Typically, such a deep dive doesn't take place until the "short list" has been winnowed to a few candidates being seriously considered. Some presidents keep a close hold on the names, wary of allowing opponents to start building a case against them. Others have floated potential names through the media to try to gauge the public's reaction.
"I always tell clients that they should think long and hard about whether they want to go through the process at all," said Robert Kelner, a partner at the Covington law firm who advises presidential appointees on Senate confirmation. "You give up any semblance of privacy. Your name may be floated, but then it might become publically known that the White House backed away because of something embarrassing."
In the Obama White House, the investigation has been divided in the past into a "substantive vet" of work-related history, performed by White House and Justice Department lawyers, and the "personal vet," handled by outside attorneys, current and former administration officials said.
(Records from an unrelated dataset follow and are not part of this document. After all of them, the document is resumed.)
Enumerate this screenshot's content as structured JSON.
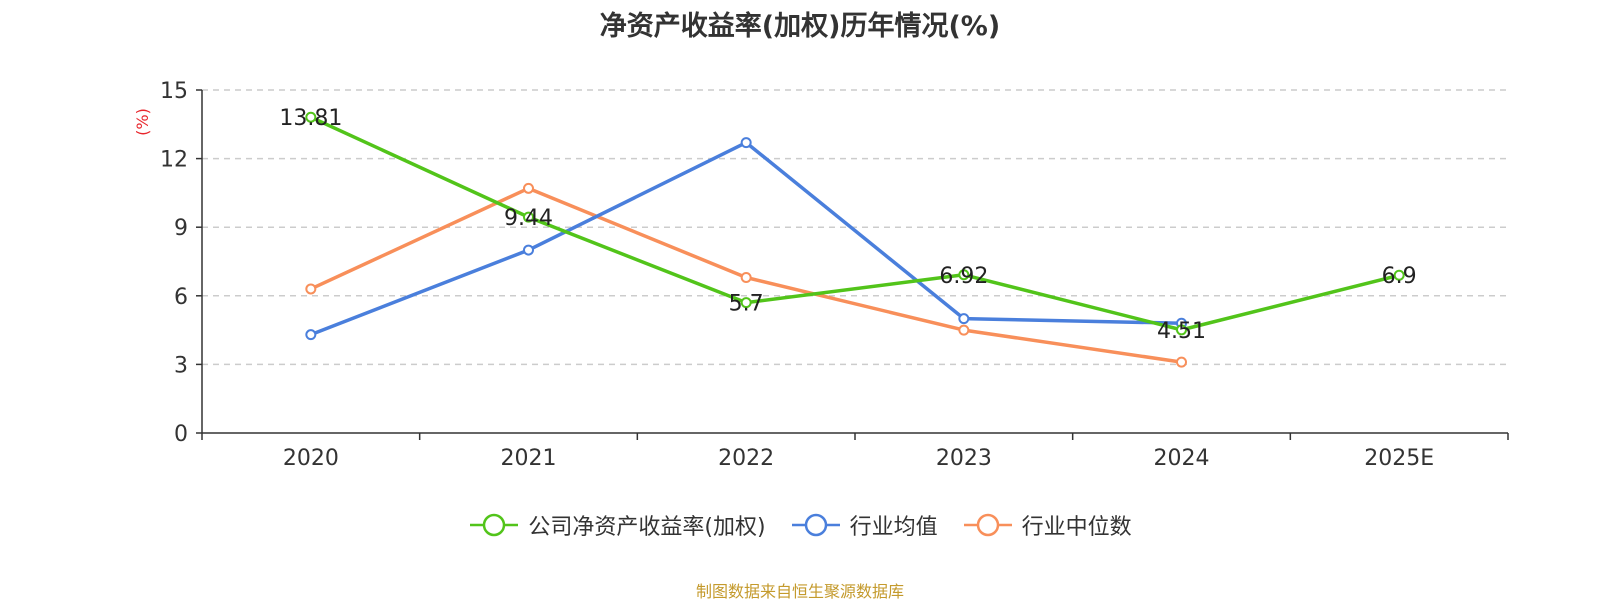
{
  "chart_data": {
    "type": "line",
    "title": "净资产收益率(加权)历年情况(%)",
    "ylabel": "(%)",
    "xlabel": "",
    "categories": [
      "2020",
      "2021",
      "2022",
      "2023",
      "2024",
      "2025E"
    ],
    "ylim": [
      0,
      15
    ],
    "yticks": [
      0,
      3,
      6,
      9,
      12,
      15
    ],
    "grid": true,
    "legend_position": "bottom-center",
    "series": [
      {
        "name": "公司净资产收益率(加权)",
        "color": "#52c41a",
        "values": [
          13.81,
          9.44,
          5.7,
          6.92,
          4.51,
          6.9
        ],
        "labels": [
          "13.81",
          "9.44",
          "5.7",
          "6.92",
          "4.51",
          "6.9"
        ]
      },
      {
        "name": "行业均值",
        "color": "#4a7fdc",
        "values": [
          4.3,
          8.0,
          12.7,
          5.0,
          4.8,
          null
        ]
      },
      {
        "name": "行业中位数",
        "color": "#f88f5a",
        "values": [
          6.3,
          10.7,
          6.8,
          4.5,
          3.1,
          null
        ]
      }
    ]
  },
  "source_note": "制图数据来自恒生聚源数据库"
}
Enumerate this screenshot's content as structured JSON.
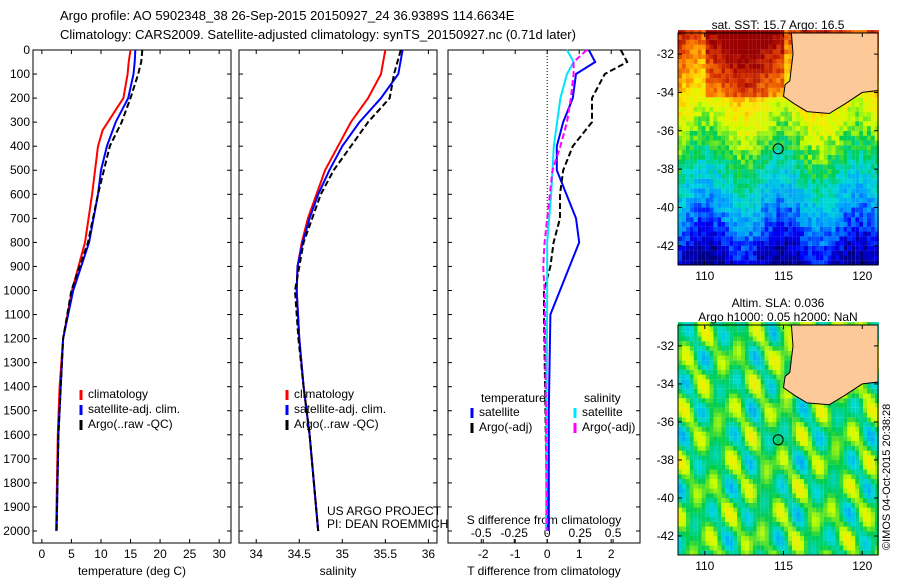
{
  "title_line1": "Argo profile: AO 5902348_38 26-Sep-2015 20150927_24 36.9389S 114.6634E",
  "title_line2": "Climatology: CARS2009. Satellite-adjusted climatology: synTS_20150927.nc (0.71d later)",
  "colors": {
    "climatology": "#ff0000",
    "satellite": "#0000ff",
    "argo": "#000000",
    "s_satellite": "#00e5ff",
    "s_argo": "#ff00ff"
  },
  "chart_data": [
    {
      "type": "line",
      "xlabel": "temperature (deg C)",
      "ylabel": "",
      "xlim": [
        -1.5,
        32
      ],
      "ylim": [
        2050,
        0
      ],
      "xticks": [
        0,
        5,
        10,
        15,
        20,
        25,
        30
      ],
      "yticks": [
        0,
        100,
        200,
        300,
        400,
        500,
        600,
        700,
        800,
        900,
        1000,
        1100,
        1200,
        1300,
        1400,
        1500,
        1600,
        1700,
        1800,
        1900,
        2000
      ],
      "legend_position": "bottom-center",
      "series": [
        {
          "name": "climatology",
          "color": "#ff0000",
          "depth": [
            0,
            50,
            100,
            200,
            333,
            400,
            600,
            800,
            1000,
            1200,
            1400,
            1600,
            2000
          ],
          "values": [
            15,
            14.7,
            14.5,
            13.8,
            10.3,
            9.5,
            8.5,
            7.3,
            5.1,
            3.6,
            3.0,
            2.7,
            2.4
          ]
        },
        {
          "name": "satellite-adj. clim.",
          "color": "#0000ff",
          "depth": [
            0,
            50,
            100,
            200,
            300,
            400,
            500,
            600,
            800,
            1000,
            1200,
            1600,
            2000
          ],
          "values": [
            15.8,
            15.7,
            15.5,
            14.6,
            12.5,
            11,
            10,
            9.5,
            8,
            5.3,
            3.6,
            2.8,
            2.5
          ]
        },
        {
          "name": "Argo(..raw -QC)",
          "color": "#000000",
          "dashed": true,
          "depth": [
            0,
            50,
            100,
            200,
            300,
            400,
            500,
            600,
            800,
            1000,
            1200,
            1600,
            2000
          ],
          "values": [
            17,
            16.8,
            16.3,
            15,
            13.5,
            11.5,
            10.5,
            9.5,
            7.8,
            5,
            3.6,
            2.8,
            2.5
          ]
        }
      ]
    },
    {
      "type": "line",
      "xlabel": "salinity",
      "xlim": [
        33.8,
        36.1
      ],
      "ylim": [
        2050,
        0
      ],
      "xticks": [
        34,
        34.5,
        35,
        35.5,
        36
      ],
      "legend_position": "bottom-center",
      "annotation": [
        "US ARGO PROJECT",
        "PI: DEAN ROEMMICH"
      ],
      "series": [
        {
          "name": "climatology",
          "color": "#ff0000",
          "depth": [
            0,
            100,
            200,
            300,
            400,
            500,
            600,
            700,
            800,
            900,
            1000,
            1200,
            1400,
            1600,
            1800,
            2000
          ],
          "values": [
            35.5,
            35.45,
            35.3,
            35.1,
            34.95,
            34.8,
            34.7,
            34.6,
            34.53,
            34.48,
            34.47,
            34.5,
            34.55,
            34.62,
            34.67,
            34.72
          ]
        },
        {
          "name": "satellite-adj. clim.",
          "color": "#0000ff",
          "depth": [
            0,
            100,
            200,
            300,
            400,
            500,
            600,
            700,
            800,
            900,
            1000,
            1200,
            1400,
            1600,
            1800,
            2000
          ],
          "values": [
            35.7,
            35.65,
            35.45,
            35.2,
            35.0,
            34.85,
            34.72,
            34.62,
            34.54,
            34.48,
            34.47,
            34.5,
            34.55,
            34.62,
            34.67,
            34.72
          ]
        },
        {
          "name": "Argo(..raw -QC)",
          "color": "#000000",
          "dashed": true,
          "depth": [
            0,
            100,
            200,
            300,
            400,
            500,
            600,
            800,
            1000,
            1200,
            1400,
            1600,
            1800,
            2000
          ],
          "values": [
            35.68,
            35.6,
            35.55,
            35.3,
            35.1,
            34.9,
            34.75,
            34.55,
            34.45,
            34.49,
            34.55,
            34.62,
            34.67,
            34.72
          ]
        }
      ]
    },
    {
      "type": "line",
      "xlabel": "T difference from climatology",
      "x2label": "S difference from climatology",
      "xlim": [
        -3.1,
        2.9
      ],
      "ylim": [
        2050,
        0
      ],
      "xticks": [
        -2,
        -1,
        0,
        1,
        2
      ],
      "x2ticks": [
        -0.5,
        -0.25,
        0,
        0.25,
        0.5
      ],
      "x2ticklabels": [
        "-0.5",
        "-0.25",
        "0",
        "0.25",
        "0.5"
      ],
      "legend_titles": [
        "temperature",
        "salinity"
      ],
      "series": [
        {
          "name": "satellite",
          "group": "temperature",
          "color": "#0000ff",
          "depth": [
            0,
            50,
            100,
            200,
            300,
            400,
            500,
            600,
            700,
            800,
            900,
            1000,
            1100,
            1500,
            2000
          ],
          "values": [
            1.3,
            1.5,
            0.9,
            0.8,
            0.5,
            0.3,
            0.3,
            0.6,
            0.9,
            1.0,
            0.7,
            0.4,
            0.1,
            0.05,
            0.05
          ]
        },
        {
          "name": "Argo(-adj)",
          "group": "temperature",
          "color": "#000000",
          "dashed": true,
          "depth": [
            0,
            50,
            100,
            200,
            300,
            400,
            500,
            600,
            700,
            800,
            900,
            1000,
            1100,
            2000
          ],
          "values": [
            2.3,
            2.5,
            1.8,
            1.4,
            1.4,
            0.8,
            0.5,
            0.4,
            0.4,
            0.2,
            0.1,
            -0.1,
            -0.1,
            0
          ]
        },
        {
          "name": "satellite",
          "group": "salinity",
          "scale": "S",
          "color": "#00e5ff",
          "depth": [
            0,
            50,
            100,
            200,
            400,
            600,
            800,
            1000,
            2000
          ],
          "values": [
            0.15,
            0.2,
            0.15,
            0.1,
            0.05,
            0.03,
            0.0,
            0.0,
            -0.01
          ]
        },
        {
          "name": "Argo(-adj)",
          "group": "salinity",
          "scale": "S",
          "color": "#ff00ff",
          "dashed": true,
          "depth": [
            0,
            50,
            100,
            200,
            300,
            400,
            500,
            700,
            800,
            900,
            1000,
            2000
          ],
          "values": [
            0.3,
            0.2,
            0.2,
            0.18,
            0.15,
            0.1,
            0.04,
            0.0,
            -0.02,
            -0.03,
            -0.02,
            0
          ]
        }
      ]
    },
    {
      "type": "heatmap",
      "title": "sat. SST: 15.7 Argo: 16.5",
      "xlim": [
        108.3,
        121
      ],
      "ylim": [
        -43,
        -30.9
      ],
      "xticks": [
        110,
        115,
        120
      ],
      "yticks": [
        -32,
        -34,
        -36,
        -38,
        -40,
        -42
      ],
      "marker": {
        "lon": 114.66,
        "lat": -36.94
      }
    },
    {
      "type": "heatmap",
      "title": [
        "Altim. SLA: 0.036",
        "Argo h1000: 0.05 h2000: NaN"
      ],
      "xlim": [
        108.3,
        121
      ],
      "ylim": [
        -43,
        -30.9
      ],
      "xticks": [
        110,
        115,
        120
      ],
      "yticks": [
        -32,
        -34,
        -36,
        -38,
        -40,
        -42
      ],
      "marker": {
        "lon": 114.66,
        "lat": -36.94
      }
    }
  ],
  "footer": "©IMOS 04-Oct-2015 20:38:28"
}
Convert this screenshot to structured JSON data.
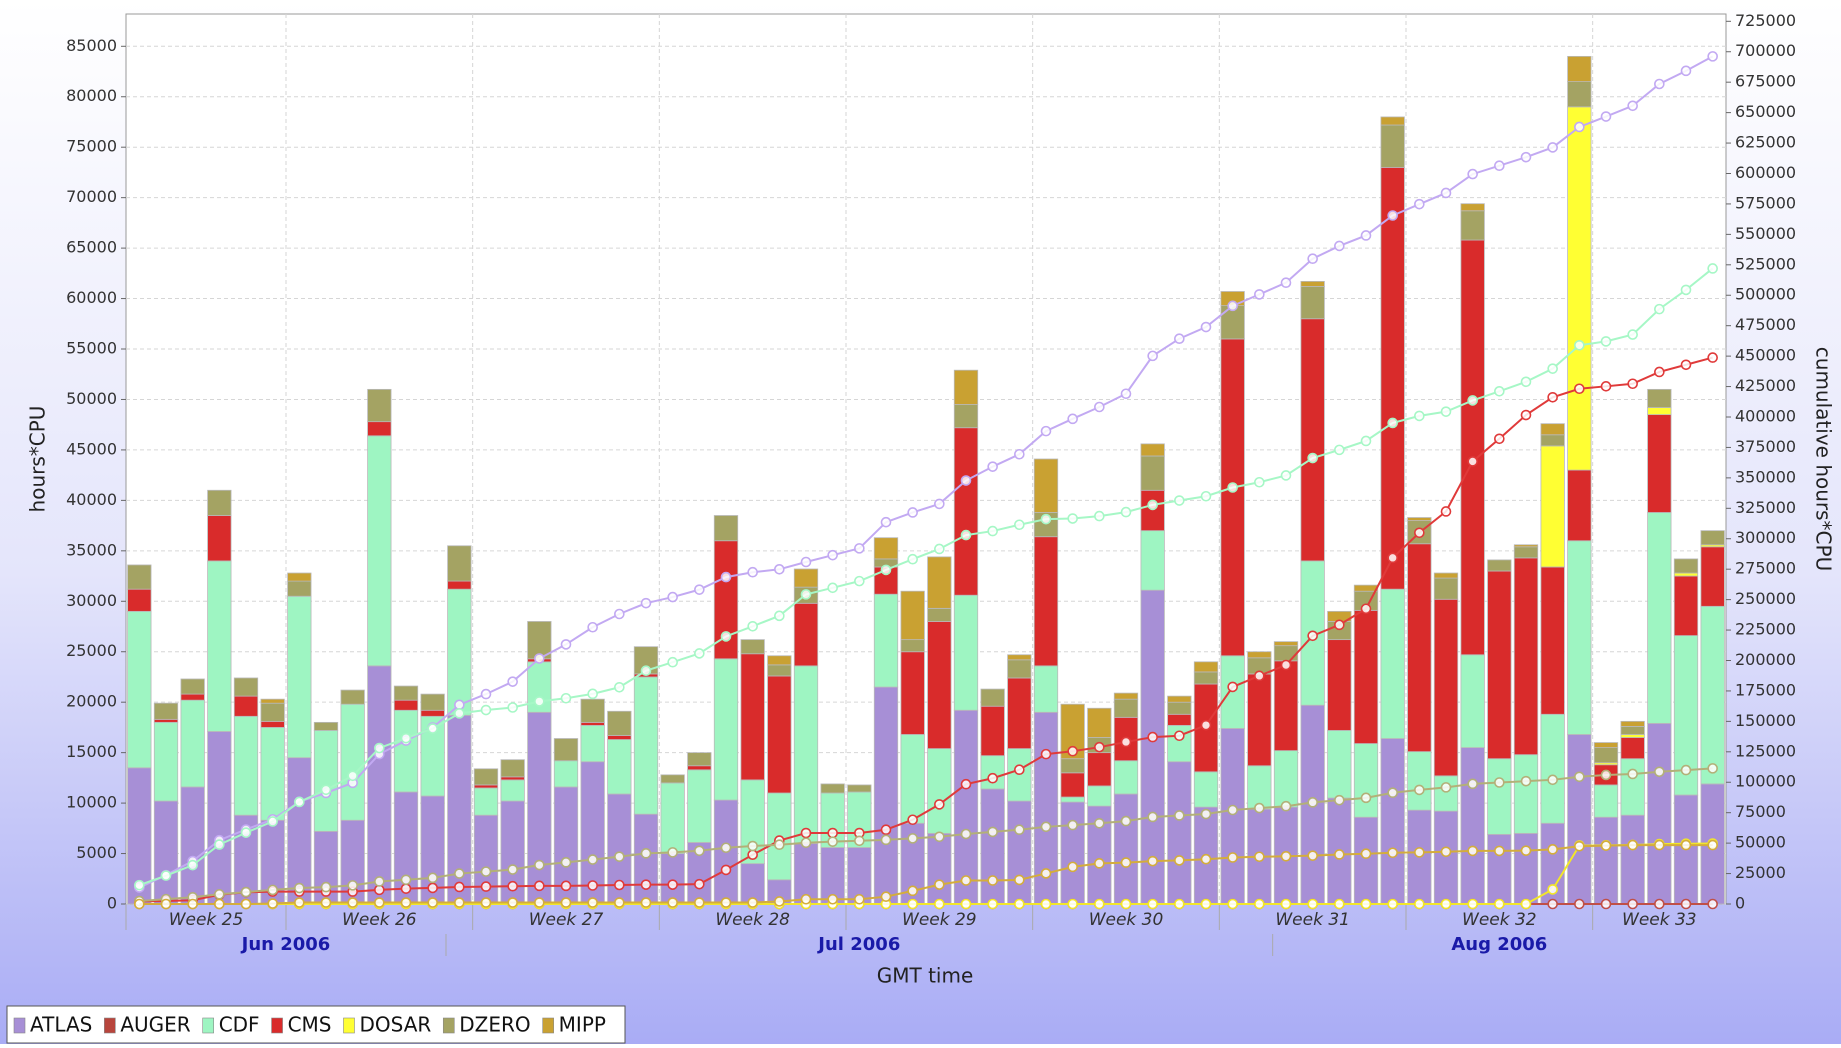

Memos on each area of inquiry then get melded into a single report for the president and top aides.
Obama, like the four most recent presidents before him, tends to interview his final candidates himself. George W. Bush interviewed five candidates to replace Sandra Day O'Connor before settling on Samuel Alito, according to the Congressional Research Service.
Candidates who have been Senate-confirmed before could be especially appealing to Obama because much of the painstaking work of collecting information is already done. This year's short fuse also works in favor of younger judges whose thinner judicial records mean a shorter paper trail.
After the president's nomination there's a whole new round of questioning — this time by the Senate Judiciary Committee, in questionnaires and finally in televised hearings. Justice Sonya Sotomayor, nominated in 2009, was asked whether anyone in Obama's office had asked her about cases currently before the court. She was also asked to list every opinion she'd authored, every time she'd recused herself and every legal event she'd attended since joining the district court.
All told, Sotomayor's questionnaire response totaled more than 5,000 pages.